The swimming pool was small, but seemed big to me then. No swimming suit in those days, naked was the dress. We first learned to float, I was instantly a good floater, and sort of an ego resulted. After two weeks we graduated to the deep end, and eventually to the diving board, which seemed a fearful challenge at the time, and over a few weeks training I became a swimmer and awarded a little silver fish to wear around my neck. I then moved from minnow class to fish class. Next big challenge was to get my shark patch. Got it, barely.  

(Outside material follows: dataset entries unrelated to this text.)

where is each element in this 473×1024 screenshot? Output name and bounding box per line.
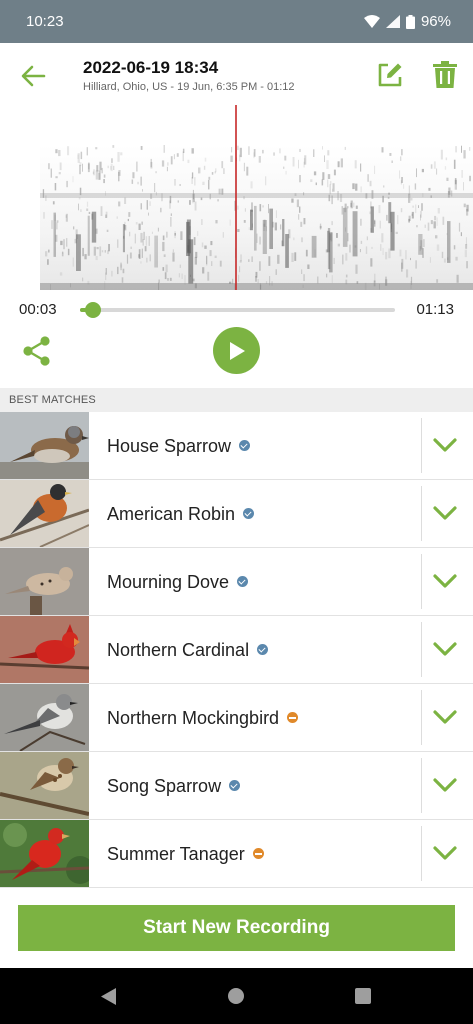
- chevron-down-icon[interactable]: [432, 570, 458, 592]
- bird-photo-northern-cardinal: [0, 616, 89, 683]
- status-bar: 10:23 96%: [0, 0, 473, 43]
- app-header: 2022-06-19 18:34 Hilliard, Ohio, US - 19…: [0, 43, 473, 105]
- matches-list: House Sparrow American Robin Mourning Do…: [0, 412, 473, 888]
- bird-photo-summer-tanager: [0, 820, 89, 887]
- partial-match-badge-icon: [252, 848, 264, 859]
- row-divider: [421, 826, 422, 881]
- play-button[interactable]: [213, 327, 260, 374]
- status-icons: 96%: [363, 13, 451, 30]
- bird-photo-northern-mockingbird: [0, 684, 89, 751]
- bird-photo-song-sparrow: [0, 752, 89, 819]
- list-item[interactable]: House Sparrow: [0, 412, 473, 480]
- verified-badge-icon: [237, 576, 249, 587]
- battery-percent: 96%: [420, 13, 451, 30]
- species-name: American Robin: [107, 504, 255, 525]
- playback-controls: 00:03 01:13: [0, 290, 473, 388]
- arrow-left-icon[interactable]: [20, 64, 46, 88]
- nav-home-icon[interactable]: [228, 988, 244, 1004]
- verified-badge-icon: [243, 508, 255, 519]
- bird-photo-house-sparrow: [0, 412, 89, 479]
- list-item[interactable]: Song Sparrow: [0, 752, 473, 820]
- nav-recents-icon[interactable]: [355, 988, 371, 1004]
- trash-icon[interactable]: [432, 61, 458, 89]
- best-matches-header: BEST MATCHES: [0, 388, 473, 412]
- row-divider: [421, 622, 422, 677]
- chevron-down-icon[interactable]: [432, 638, 458, 660]
- bird-photo-mourning-dove: [0, 548, 89, 615]
- bird-photo-american-robin: [0, 480, 89, 547]
- play-icon: [229, 341, 245, 360]
- nav-back-icon[interactable]: [101, 988, 117, 1005]
- row-divider: [421, 418, 422, 473]
- list-item[interactable]: Northern Cardinal: [0, 616, 473, 684]
- chevron-down-icon[interactable]: [432, 502, 458, 524]
- row-divider: [421, 554, 422, 609]
- battery-icon: [405, 14, 415, 29]
- chevron-down-icon[interactable]: [432, 842, 458, 864]
- chevron-down-icon[interactable]: [432, 774, 458, 796]
- list-item[interactable]: Summer Tanager: [0, 820, 473, 888]
- partial-match-badge-icon: [287, 712, 299, 723]
- row-divider: [421, 758, 422, 813]
- row-divider: [421, 690, 422, 745]
- share-icon[interactable]: [22, 336, 52, 366]
- status-time: 10:23: [26, 13, 64, 30]
- species-name: House Sparrow: [107, 436, 251, 457]
- current-time: 00:03: [19, 301, 57, 318]
- total-time: 01:13: [416, 301, 454, 318]
- edit-icon[interactable]: [377, 62, 403, 88]
- footer: Start New Recording: [0, 888, 473, 968]
- seek-bar[interactable]: [80, 302, 395, 318]
- species-name: Northern Cardinal: [107, 640, 269, 661]
- verified-badge-icon: [239, 440, 251, 451]
- chevron-down-icon[interactable]: [432, 434, 458, 456]
- list-item[interactable]: Mourning Dove: [0, 548, 473, 616]
- signal-icon: [385, 15, 400, 28]
- species-name: Song Sparrow: [107, 776, 241, 797]
- verified-badge-icon: [257, 644, 269, 655]
- start-new-recording-button[interactable]: Start New Recording: [18, 905, 455, 951]
- species-name: Summer Tanager: [107, 844, 264, 865]
- chevron-down-icon[interactable]: [432, 706, 458, 728]
- list-item[interactable]: American Robin: [0, 480, 473, 548]
- seek-bar-thumb[interactable]: [84, 302, 101, 318]
- row-divider: [421, 486, 422, 541]
- spectrogram[interactable]: [0, 105, 473, 290]
- system-nav-bar: [0, 968, 473, 1024]
- wifi-icon: [363, 15, 380, 28]
- verified-badge-icon: [229, 780, 241, 791]
- recording-subtitle: Hilliard, Ohio, US - 19 Jun, 6:35 PM - 0…: [83, 81, 295, 93]
- recording-title: 2022-06-19 18:34: [83, 58, 219, 77]
- species-name: Mourning Dove: [107, 572, 249, 593]
- species-name: Northern Mockingbird: [107, 708, 299, 729]
- list-item[interactable]: Northern Mockingbird: [0, 684, 473, 752]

Vienna, WV was a tiny town, only a few small businesses, hardware, grocery, filling station, and a small variety shop. I attended Vienna school built in the nineteenth century with oiled oak floors, suspended globe lamps, and classrooms with wooden lift top desks and inkwells. Paddles hung next to blackboards, although seldom used, were effective reminders and deterrents. Paddles have long been obsolete, as during this current era discipline is applied differently with neatly typed, carefully worded letters to parents scheduling a meeting to discuss disruptive behavior caused by their child. I’m unsure if this is an improvement. In the forties teachers addressed misbehavior on site.  
The best thing about living in Vienna in those days was the easy access to the woods; it’s what we called them, “The Woods”. It was hilly, and we had “Camels’ Back”, where we sledded in winter, but the greatest place of all was the Marietta Hole. A nice creek, flowed through the woods, no name to this creek I can recall, but the creek made a sharp bend far back in the woods, and formed a deep hole near a big tree undercut by the eroded bank exposing the tree’s roots creating an ideal diving platform. In summer months, friends gathered, Richard “Wink” Matheny, Russell Woodyard, Jim Catlett, Dwight and Norman Matlack, Roger and Mac Helmick and me. We would locate a few tire inner tubes and trek to the “Marietta Hole”. No swim suits, a gang of naked kids in the woods, swimming in the creek having a great time. Russell Woodyard was the oldest, he would float on his tube and smoke cigarettes stolen from his parents, and I thought this was the coolest thing I had ever seen. I never knew how the name of our swimming hole was chosen, but Marietta, Ohio was nearby, just north and across the Ohio River, and this may have offered connection.
I visited Parkersburg fifty years later; the old YMCA was a parking lot, I then drove to Vienna and my old school was gone also. I hiked into the woods, it remained with no changes, and the Marietta Hole was intact, but seemed smaller. What an emotional moment it was, as my eyes watered. I could visualize Russell Woodyard floating on his inner tube smoking his cigarette, as we dove into the creek from the big tree’s roots laughing and just enjoyed being kids. What a time it was. We moved to Marion, Ohio in 1951, and I never saw those kids again.
These youthful experiences are gone forever, never to return, it saddens me. It’s a fascination to see and feel life unfold as the forces of time move forward, touching us in both magnificent and less than magnificent ways. I do feel youthful memories add strength to the tasks associated with aging. Our individual past experiences represent our history, where we came from, a time when certain structured values were presented delivering a lifelong affect. I have now entered my eighth decade, and so much of who and what I was as an eight-year-old remains, guiding me forward to coming years. If I live to my tenth decade I will be inspired to write an essay on experiences at this stage of life. There will be no Marietta Holes, but it’s a good bet the joys of life will awaken and a new show will begin, maybe the film won’t break too often.